Prepayment penalty

  • Erstellt am 2014-04-01 18:45:24

HilfeHilfe

2017-12-01 07:32:06
  • #1
When a loan is paid off early, the bank misses out on interest. What is the bank supposed to do with the money? Park it at the ECB and pay penalty interest?
 

77.willo

2017-12-01 07:44:01
  • #2
I only referred to the objection in #23 and #27.
 

Steffi33

2017-12-01 17:56:38
  • #3


Yes, yes, at that point the bank suddenly forgets how to calculate percentages... Funny, when it comes to arrangement fees for a new loan, it does matter whether it’s 30,000 or 300,000 EUR. Always as they need it.
 

toxicmolotof

2017-12-01 20:35:02
  • #4
Oh Steffi, bank bashing is actually out of fashion again.

Processing fees belong to the past in construction financing. But with the notary, court, and broker, something like that is okay again, right?

The fact is that the processing of the VFE is always the same in terms of effort, provided the basis is identical. Regardless of the amount.

The same applies, by the way, to loan agreements, as long as higher amounts do not cause more effort (and that does happen).

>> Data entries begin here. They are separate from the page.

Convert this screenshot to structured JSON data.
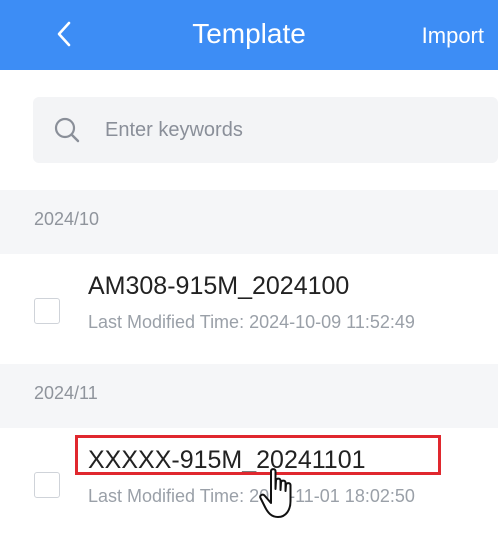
{
  "header": {
    "title": "Template",
    "import_label": "Import",
    "background": "#3d8df5"
  },
  "search": {
    "placeholder": "Enter keywords"
  },
  "groups": [
    {
      "label": "2024/10",
      "items": [
        {
          "name": "AM308-915M_2024100",
          "modified": "Last Modified Time: 2024-10-09 11:52:49",
          "checked": false
        }
      ]
    },
    {
      "label": "2024/11",
      "items": [
        {
          "name": "XXXXX-915M_20241101",
          "modified": "Last Modified Time: 2024-11-01 18:02:50",
          "checked": false,
          "highlighted": true
        }
      ]
    }
  ],
  "highlight_color": "#e0282e"
}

Besides, processing fees for variable loans were quite suitable for covering the one-time (initial) fixed costs and thus offering a low follow-up interest rate. Now the interest rates are higher and permanently so. In this respect, that was a shot in the foot for consumers.
 

77.willo

2017-12-01 23:47:56
  • #5
I have already terminated a loan three times. Each time, the VFE was lower than the remaining interest. This also makes sense because the interest consists of costs (salaries, etc.), refinancing, and expected risk. In the event of a termination, at least the risk and refinancing are eliminated, but increased costs for manual effort arise. In this special case, the remaining interest was probably simply lower than a flat-rate cost allowance set on a lump-sum basis.
 

HilfeHilfe

2017-12-02 07:59:33
  • #6
Refinancing/ risk partly no because the bank refinanced on the liability side and/or hedged against the interest rate risk with interest rate swaps. It's always not easy to understand for an outsider. You always see the fees first and don't want to pay them.